Search code examples
phpsortingbinarycompressionfile-format

How to store sorted set of integers in a binary file?


Large sets of 32-bit integer values, sorted ascending, only unique values, are stored for sequential reading. Original files are large, cannot fit into RAM, are read block by block. So far I just save them as binary files, 4 bytes per value.

As system grows there's a need to optimize storage/backup space, and I find there's a great potential for efficient compression of such data considering its sorted.

What I came up with is to store initial value and then the increments, which tend to be smaller values as the number of values in the set grows. Rounding their size to full bytes, I suggest to leave only meaningful bytes per increment, so instead of 4 there can be 1-2-3 bytes per increment. And to signal the number of bytes used, I'd use header 2 bits per increment.
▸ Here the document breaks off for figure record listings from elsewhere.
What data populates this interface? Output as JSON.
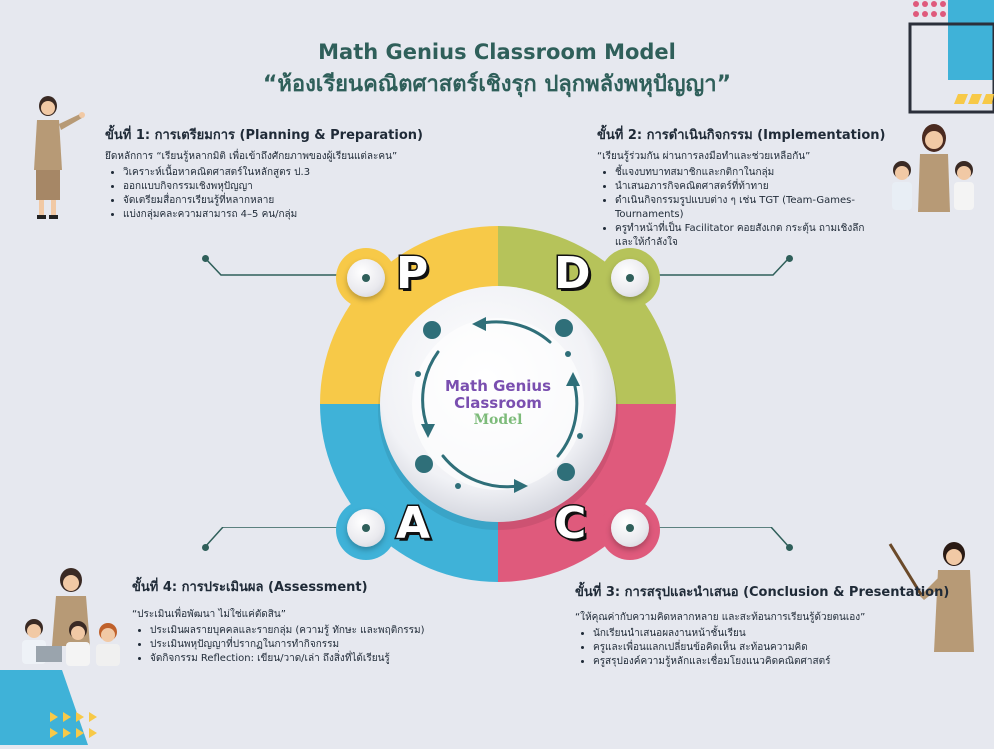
{
  "title": {
    "line1": "Math Genius Classroom Model",
    "line2": "“ห้องเรียนคณิตศาสตร์เชิงรุก ปลุกพลังพหุปัญญา”"
  },
  "center": {
    "line1": "Math Genius",
    "line2": "Classroom",
    "line3": "Model"
  },
  "letters": {
    "p": "P",
    "d": "D",
    "c": "C",
    "a": "A"
  },
  "colors": {
    "p": "#f7c948",
    "d": "#b6c35a",
    "c": "#df5a7c",
    "a": "#3fb2d8",
    "accent": "#2f5f5a",
    "center_purple": "#7a4fb0",
    "center_green": "#7dbb7a"
  },
  "steps": {
    "s1": {
      "title": "ขั้นที่ 1: การเตรียมการ (Planning & Preparation)",
      "quote": "ยึดหลักการ “เรียนรู้หลากมิติ เพื่อเข้าถึงศักยภาพของผู้เรียนแต่ละคน”",
      "items": [
        "วิเคราะห์เนื้อหาคณิตศาสตร์ในหลักสูตร ป.3",
        "ออกแบบกิจกรรมเชิงพหุปัญญา",
        "จัดเตรียมสื่อการเรียนรู้ที่หลากหลาย",
        "แบ่งกลุ่มคละความสามารถ 4–5 คน/กลุ่ม"
      ]
    },
    "s2": {
      "title": "ขั้นที่ 2: การดำเนินกิจกรรม (Implementation)",
      "quote": "“เรียนรู้ร่วมกัน ผ่านการลงมือทำและช่วยเหลือกัน”",
      "items": [
        "ชี้แจงบทบาทสมาชิกและกติกาในกลุ่ม",
        "นำเสนอภารกิจคณิตศาสตร์ที่ท้าทาย",
        "ดำเนินกิจกรรมรูปแบบต่าง ๆ เช่น TGT (Team-Games-Tournaments)",
        "ครูทำหน้าที่เป็น Facilitator คอยสังเกต กระตุ้น ถามเชิงลึก และให้กำลังใจ"
      ]
    },
    "s3": {
      "title": "ขั้นที่ 3: การสรุปและนำเสนอ (Conclusion & Presentation)",
      "quote": "“ให้คุณค่ากับความคิดหลากหลาย และสะท้อนการเรียนรู้ด้วยตนเอง”",
      "items": [
        "นักเรียนนำเสนอผลงานหน้าชั้นเรียน",
        "ครูและเพื่อนแลกเปลี่ยนข้อคิดเห็น สะท้อนความคิด",
        "ครูสรุปองค์ความรู้หลักและเชื่อมโยงแนวคิดคณิตศาสตร์"
      ]
    },
    "s4": {
      "title": "ขั้นที่ 4: การประเมินผล (Assessment)",
      "quote": "“ประเมินเพื่อพัฒนา ไม่ใช่แค่ตัดสิน”",
      "items": [
        "ประเมินผลรายบุคคลและรายกลุ่ม (ความรู้ ทักษะ และพฤติกรรม)",
        "ประเมินพหุปัญญาที่ปรากฏในการทำกิจกรรม",
        "จัดกิจกรรม Reflection: เขียน/วาด/เล่า ถึงสิ่งที่ได้เรียนรู้"
      ]
    }
  }
}
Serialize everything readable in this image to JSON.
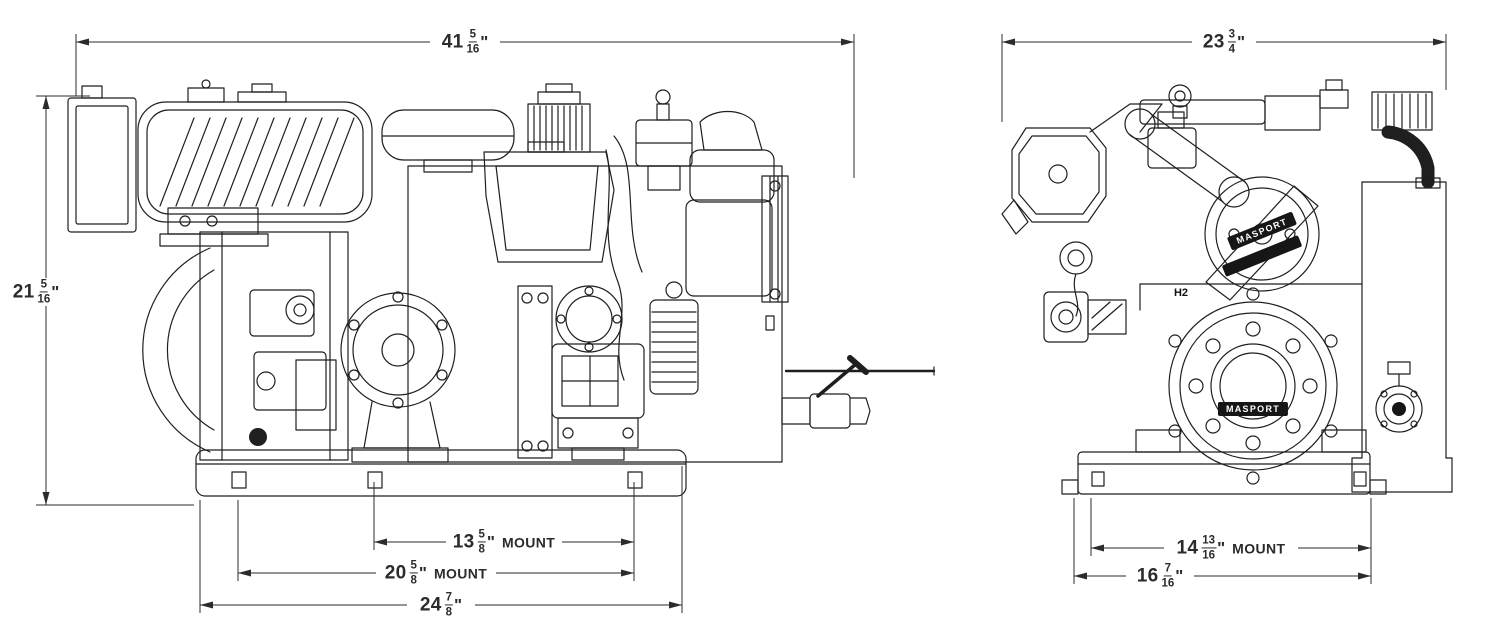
{
  "dims": {
    "side_width": {
      "whole": "41",
      "num": "5",
      "den": "16",
      "unit": "\""
    },
    "side_height": {
      "whole": "21",
      "num": "5",
      "den": "16",
      "unit": "\""
    },
    "side_mount_inner": {
      "whole": "13",
      "num": "5",
      "den": "8",
      "unit": "\"",
      "suffix": "MOUNT"
    },
    "side_mount_outer": {
      "whole": "20",
      "num": "5",
      "den": "8",
      "unit": "\"",
      "suffix": "MOUNT"
    },
    "side_base": {
      "whole": "24",
      "num": "7",
      "den": "8",
      "unit": "\""
    },
    "front_width": {
      "whole": "23",
      "num": "3",
      "den": "4",
      "unit": "\""
    },
    "front_mount": {
      "whole": "14",
      "num": "13",
      "den": "16",
      "unit": "\"",
      "suffix": "MOUNT"
    },
    "front_base": {
      "whole": "16",
      "num": "7",
      "den": "16",
      "unit": "\""
    }
  },
  "labels": {
    "brand_pulley": "MASPORT",
    "brand_flywheel": "MASPORT",
    "h2": "H2"
  },
  "colors": {
    "line_art": "#1f1f1f",
    "dimension_lines": "#2b2b2b",
    "brand_band": "#161616",
    "background": "#ffffff"
  }
}
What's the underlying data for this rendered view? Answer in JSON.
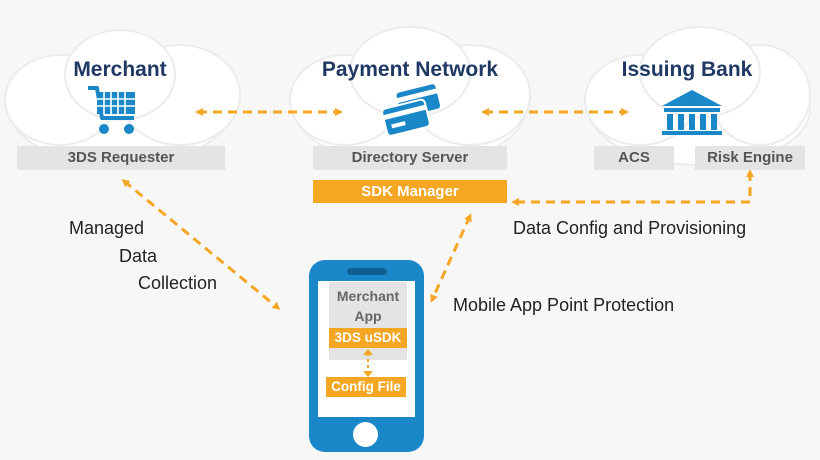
{
  "nodes": {
    "merchant": {
      "title": "Merchant",
      "box": "3DS Requester",
      "icon": "shopping-cart-icon"
    },
    "network": {
      "title": "Payment Network",
      "box": "Directory Server",
      "manager": "SDK Manager",
      "icon": "credit-cards-icon"
    },
    "bank": {
      "title": "Issuing Bank",
      "box_left": "ACS",
      "box_right": "Risk Engine",
      "icon": "bank-building-icon"
    }
  },
  "phone": {
    "app_line1": "Merchant",
    "app_line2": "App",
    "sdk": "3DS uSDK",
    "config": "Config File"
  },
  "captions": {
    "managed": [
      "Managed",
      "Data",
      "Collection"
    ],
    "data_config": "Data Config and Provisioning",
    "mobile_protection": "Mobile App Point Protection"
  },
  "colors": {
    "title": "#1f3864",
    "icon": "#1a87c8",
    "arrow": "#f5a623",
    "label_bg": "#e4e4e4",
    "cloud": "#ffffff"
  }
}
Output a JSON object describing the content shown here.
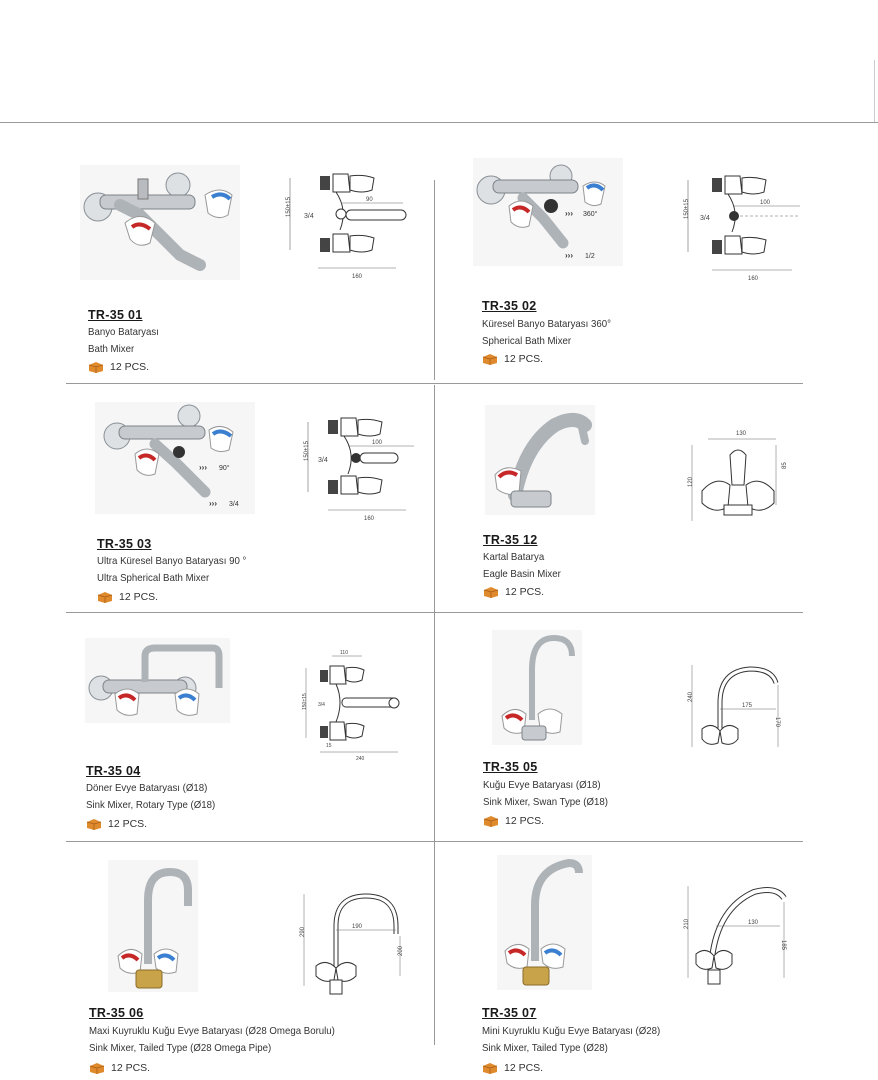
{
  "products": [
    {
      "code": "TR-35 01",
      "tr": "Banyo Bataryası",
      "en": "Bath Mixer",
      "pcs": "12 PCS.",
      "dims": {
        "a": "150±15",
        "b": "3/4",
        "c": "90",
        "d": "160"
      }
    },
    {
      "code": "TR-35 02",
      "tr": "Küresel Banyo Bataryası 360°",
      "en": "Spherical Bath Mixer",
      "pcs": "12 PCS.",
      "photo_labels": [
        "360°",
        "1/2"
      ],
      "dims": {
        "a": "150±15",
        "b": "3/4",
        "c": "100",
        "d": "160"
      }
    },
    {
      "code": "TR-35 03",
      "tr": "Ultra Küresel Banyo Bataryası 90 °",
      "en": "Ultra Spherical Bath Mixer",
      "pcs": "12 PCS.",
      "photo_labels": [
        "90°",
        "3/4"
      ],
      "dims": {
        "a": "150±15",
        "b": "3/4",
        "c": "100",
        "d": "160"
      }
    },
    {
      "code": "TR-35 12",
      "tr": "Kartal Batarya",
      "en": "Eagle Basin Mixer",
      "pcs": "12 PCS.",
      "dims": {
        "a": "130",
        "b": "120",
        "c": "85"
      }
    },
    {
      "code": "TR-35 04",
      "tr": "Döner Evye Bataryası (Ø18)",
      "en": "Sink Mixer, Rotary Type (Ø18)",
      "pcs": "12 PCS.",
      "dims": {
        "a": "110",
        "b": "150±15",
        "c": "3/4",
        "d": "15",
        "e": "240"
      }
    },
    {
      "code": "TR-35 05",
      "tr": "Kuğu Evye Bataryası (Ø18)",
      "en": "Sink Mixer, Swan Type (Ø18)",
      "pcs": "12 PCS.",
      "dims": {
        "a": "240",
        "b": "175",
        "c": "170"
      }
    },
    {
      "code": "TR-35 06",
      "tr": "Maxi Kuyruklu Kuğu Evye Bataryası (Ø28 Omega Borulu)",
      "en": "Sink Mixer, Tailed Type (Ø28 Omega Pipe)",
      "pcs": "12 PCS.",
      "dims": {
        "a": "290",
        "b": "190",
        "c": "200"
      }
    },
    {
      "code": "TR-35 07",
      "tr": "Mini Kuyruklu Kuğu Evye Bataryası (Ø28)",
      "en": "Sink Mixer, Tailed Type (Ø28)",
      "pcs": "12 PCS.",
      "dims": {
        "a": "210",
        "b": "130",
        "c": "185"
      }
    }
  ],
  "colors": {
    "hot": "#c62828",
    "cold": "#3b7fd1",
    "box": "#e08a2e",
    "chrome": "#9aa0a6"
  }
}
The stream would look like:

01010101 01010101 01010101 01010101 - initial value

                                      Four increments block start
10110101                            - b bytes used: four 2-bit pairs
                                      (10 11 01 01 = 2, 3, 1, 1)
01010101 01010101                   - inc
01010101 01010101 01010101          - inc
01010101                            - inc
01010101                            - inc

                                      Four increments block start
11011101                            - b (11 01 11 01 = 3, 1, 3, 1)
01010101 01010101 01010101          - inc
01010101                            - inc
01010101 01010101 01010101          - inc
01010101                            - inc

...

Am I trying to invent a wheel here? Can stream compression be more efficient here, remaining operational on rather small blocks?


Solution

  • This is called variable-length integers or variable-length quantities. A possibly more efficient approach for your application depending on the distribution of your differences, and faster as well avoiding dealing with a stream of bits, is to code the end of the integer in the high bit of each byte, using the remaining seven bits of each byte for the integer bits. So for example, you could have a high bit of 1 indicate the end of the integer, with the integer bits stored most-significant bits first. Then 0..127 is stored as the bytes 0x80..0xff. If the first byte is 0x01..0x7f, then you have the high seven bits of the number, and you go to the next bytes for the next seven bits, until you get a high bit of one.

    This also has the property that an initial byte of 0x00 is not allowed, so you can use that to indicate the end of the stream.

    Your scheme might be more efficient if, for example, differences in the range of 128..255 are very common. In that case, your scheme uses ten bits for those, where the one described above uses 16. On the other hand if differences in the range 0..127 are the most common, the above may be best since it codes those as eight bits, where yours uses ten.

    Having done the coding, you may get further compression by applying a standard compression routine, such as zlib.